Bir süredir parasına yatırım arayana, tarıma elverişli araziler ve gençlere yatırımı önerip duruyorum. Bana gelen karşı soru; “biz bunlardan anlamayız” türünde. Gençlerin yapabileceklerine ispat için bizim Peak Games şirketini örnek veriyor ve 1,8 milyar $’lık satıştan söz ediyorum.
Bugün Estonya örneği geldi önüme… 1,3 milyonluk nüfusu ile 4 adet ‘Unicorn’ (değeri 1 milyar $ üzeri, genç teknoloji şirketi) çıkaran Estonya, sunduğu imkânlar ve izlediği stratejilerle dünyanın dikkatini üzerine çekiyor.
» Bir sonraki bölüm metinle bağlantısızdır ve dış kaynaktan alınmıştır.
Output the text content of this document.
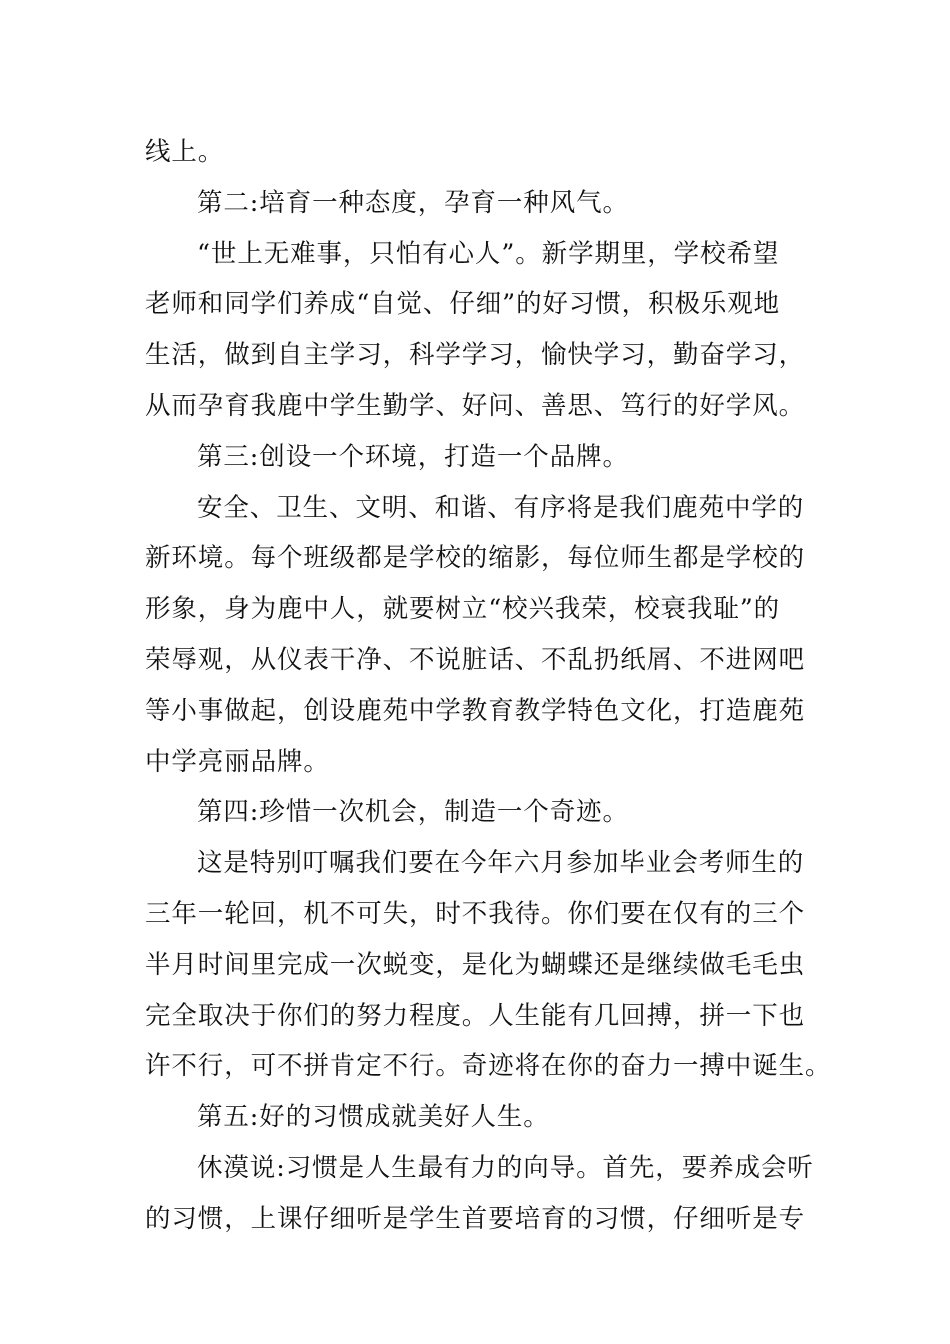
线上。
第二:培育一种态度，孕育一种风气。
“世上无难事，只怕有心人”。新学期里，学校希望
老师和同学们养成“自觉、仔细”的好习惯，积极乐观地
生活，做到自主学习，科学学习，愉快学习，勤奋学习，
从而孕育我鹿中学生勤学、好问、善思、笃行的好学风。
第三:创设一个环境，打造一个品牌。
安全、卫生、文明、和谐、有序将是我们鹿苑中学的
新环境。每个班级都是学校的缩影，每位师生都是学校的
形象，身为鹿中人，就要树立“校兴我荣，校衰我耻”的
荣辱观，从仪表干净、不说脏话、不乱扔纸屑、不进网吧
等小事做起，创设鹿苑中学教育教学特色文化，打造鹿苑
中学亮丽品牌。
第四:珍惜一次机会，制造一个奇迹。
这是特别叮嘱我们要在今年六月参加毕业会考师生的
三年一轮回，机不可失，时不我待。你们要在仅有的三个
半月时间里完成一次蜕变，是化为蝴蝶还是继续做毛毛虫
完全取决于你们的努力程度。人生能有几回搏，拼一下也
许不行，可不拼肯定不行。奇迹将在你的奋力一搏中诞生。
第五:好的习惯成就美好人生。
休漠说:习惯是人生最有力的向导。首先，要养成会听
的习惯，上课仔细听是学生首要培育的习惯，仔细听是专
Estonya, dünyanın dört bir yanındaki girişimciler için sunduğu fırsatlarla, Türkiye’den yeni unicorn hikâyeleri çıkmasına aracı olabilir.
Microsoft tarafından 8,5 milyar dolara satın alınan Estonya doğumlu Skype, dünyanın en büyük halka açık online oyun yazılımı sağlayıcısı Playtech, 20’yi aşkın ülkede 3 milyondan fazla yolcu ve 100 bin sürücüyü birbirine bağlayan ulaşım uygulaması Bolt (eski adıyla Taxify) ile dijital dünyanın ilk para transfer yöntemlerinden TransferWise bu örneklerin başında geliyor.
100 Türk gencinin başarısının Estonya üzerinden tekrarlanabilir olması halinde Türkiye girişim ekosistemi, çok daha büyük başarılara imza atabilir. Girişim ekosisteminde İsrail, Kolombiya, Filipinler, Brezilya, Portekiz ve Malta sürekli unicorn çıkarıyor. Biz neden daha azına razı olalım ki?
BETON-OBURLAR YÜZÜNDEN GENÇLERİMİZİ KAPTIRACAĞIZ
Biz kafalarımızı betona gömerken Estonya gençlerimizi ülkesine çağırıyor; “gelin buradan sizi yörüngeye çıkaralım.” e-residency programıyla dünyanın herhangi bir yerinden AB pazarında kurulmuş şirket imkânı sunuyor; “nerede olursan ol, yine gel.”
2 bin 600 vatandaşımız e-oturum aldı bile… Sermayedarlarımız duysun; “beton ağırdır, uçamaz, ülkeyi uçuramaz. Ama bizim gençlerimiz; uçurabilir. Fakat onları bizden önce Estonya uçuracak, haberiniz olsun.”